Until recently, Eichler-Levine was leading live classes full of people whose emotions she could easily gauge, even as they navigated difficult topics—such as slavery and the Holocaust—that demand a high level of conversational nuance and empathy. Now, like countless people around the world, the COVID-19 pandemic has thrust her life into a virtual space. In addition to teaching remotely, she’s been attending a weekly department happy hour, an arts-and-crafts night with friends, and a Passover seder—all over the videoconferencing app Zoom. The experience is taking a toll.
“It's almost like you're emoting more because you're just a little box on a screen,” Eichler-Levine says. “I’m just so tired.”
Zoom gloom
Humans communicate even when they’re quiet. During an in-person conversation, the brain focuses partly on the words being spoken, but it also derives additional meaning from dozens of non-verbal cues, such as whether someone is facing you or slightly turned away, if they’re fidgeting while you talk, or if they inhale quickly in preparation to interrupt.
These cues help paint a holistic picture of what is being conveyed and what’s expected in response from the listener. Since humans evolved as social animals, perceiving these cues comes naturally to most of us, takes little conscious effort to parse, and can lay the groundwork for emotional intimacy.
However, a typical video call impairs these ingrained abilities, and requires sustained and intense attention to words instead. If a person is framed only from the shoulders up, the possibility of viewing hand gestures or other body language is eliminated. If the video quality is poor, any hope of gleaning something from minute facial expressions is dashed.
“For somebody who’s really dependent on those non-verbal cues, it can be a big drain not to have them,” Franklin says.
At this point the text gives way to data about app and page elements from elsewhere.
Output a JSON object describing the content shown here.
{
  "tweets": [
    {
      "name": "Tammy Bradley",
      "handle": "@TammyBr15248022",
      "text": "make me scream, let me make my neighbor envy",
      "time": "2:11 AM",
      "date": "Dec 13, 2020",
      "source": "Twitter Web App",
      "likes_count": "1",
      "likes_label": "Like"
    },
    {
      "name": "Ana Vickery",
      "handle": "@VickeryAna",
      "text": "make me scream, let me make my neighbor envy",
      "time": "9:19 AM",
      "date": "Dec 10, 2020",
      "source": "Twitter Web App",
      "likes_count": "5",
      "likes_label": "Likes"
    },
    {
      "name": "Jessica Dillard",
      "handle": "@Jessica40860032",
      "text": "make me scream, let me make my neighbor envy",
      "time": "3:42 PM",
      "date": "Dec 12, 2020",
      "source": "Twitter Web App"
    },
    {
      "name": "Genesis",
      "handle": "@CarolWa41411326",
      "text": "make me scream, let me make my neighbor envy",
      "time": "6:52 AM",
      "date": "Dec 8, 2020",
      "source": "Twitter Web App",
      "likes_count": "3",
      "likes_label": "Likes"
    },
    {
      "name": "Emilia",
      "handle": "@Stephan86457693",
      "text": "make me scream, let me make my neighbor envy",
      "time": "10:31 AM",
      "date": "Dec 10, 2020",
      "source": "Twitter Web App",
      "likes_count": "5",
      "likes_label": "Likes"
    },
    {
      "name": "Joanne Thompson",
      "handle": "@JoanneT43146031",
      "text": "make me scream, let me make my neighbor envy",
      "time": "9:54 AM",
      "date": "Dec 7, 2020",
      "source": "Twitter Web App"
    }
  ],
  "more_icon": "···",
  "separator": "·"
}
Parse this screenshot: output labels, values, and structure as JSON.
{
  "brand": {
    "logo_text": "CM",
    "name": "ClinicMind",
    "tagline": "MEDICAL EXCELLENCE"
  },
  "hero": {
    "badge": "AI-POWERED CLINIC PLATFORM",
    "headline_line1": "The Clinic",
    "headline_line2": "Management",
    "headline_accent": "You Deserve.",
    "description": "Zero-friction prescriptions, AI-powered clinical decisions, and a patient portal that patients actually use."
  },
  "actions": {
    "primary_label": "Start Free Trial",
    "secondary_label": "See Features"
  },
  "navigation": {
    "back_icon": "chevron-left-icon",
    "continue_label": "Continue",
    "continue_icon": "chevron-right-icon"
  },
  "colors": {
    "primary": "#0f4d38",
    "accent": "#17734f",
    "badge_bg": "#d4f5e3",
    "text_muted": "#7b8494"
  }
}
Prolonged eye contact has become the strongest facial cue readily available, and it can feel threatening or overly intimate if held too long.
Multi-person screens magnify this exhausting problem. Gallery view—where all meeting participants appear Brady Bunch-style—challenges the brain’s central vision, forcing it to decode so many people at once that no one comes through meaningfully, not even the speaker.
For some people, the prolonged split in attention creates a perplexing sense of being drained while having accomplished nothing. The brain becomes overwhelmed by unfamiliar excess stimuli while being hyper-focused on searching for non-verbal cues that it can’t find.
That’s why a traditional phone call may be less taxing on the brain, Franklin says, because it delivers on a small promise: to convey only a voice.
Zoom boon
By contrast, the sudden shift to video calls has been a boon for people who have neurological difficulty with in-person exchanges, such as those with autism who can become overwhelmed by multiple people talking.
John Upton, an editor at the New Jersey-based news outlet Climate Central, recently found out he is autistic. Late last year, he was struggling with the mental load of attending packed conferences, engaging during in-person meetings, and navigating the small-talk that’s common in work places. He says these experiences caused “an ambiguous tension, a form of anxiety.”
Now that the pandemic has pushed his coworkers to be remote as well, he has observed their video calls lead to fewer people talking and less filler conversation at the beginning and end of each meeting. Upton says his sense of tension and anxiety has been reduced to the point of being negligible.
This outcome is supported by research, says the University of Québec Outaouais’s Claude Normand, who studies how people with developmental and intellectual disabilities socialize online. People with autism tend to have difficulty understanding when it’s their turn to speak in live conversations, she notes. That’s why the frequent lag between speakers on video calls may actually help some autistic people. “When you're Zooming online, it's clear whose turn it is to talk,” Normand says.
However, other people on the autism spectrum may still struggle with video chatting, as it can exacerbate sensory triggers such as loud noise and bright lights, she adds.
On the whole, video chatting has allowed human connections to flourish in ways that would have been impossible just a few years ago. These tools enable us to maintain long-distance relationships, connect workrooms remotely, and even now, in spite of the mental exhaustion they can generate, foster some sense of togetherness during a pandemic.
It’s even possible Zoom fatigue will abate once people learn to navigate the mental tangle video chatting can cause. If you’re feeling self-conscious or overstimulated, Normand recommends you turn off your camera. Save your energy for when you absolutely want to perceive the few non-verbal cues that do come through, such as during the taxing chats with people you don’t know very well, or for when you want the warm fuzzies you get from seeing someone you love. Or if it’s a work meeting that can be done by phone, try walking at the same time.
“Walking meetings are known to improve creativity, and probably reduce stress as well,” Normand says.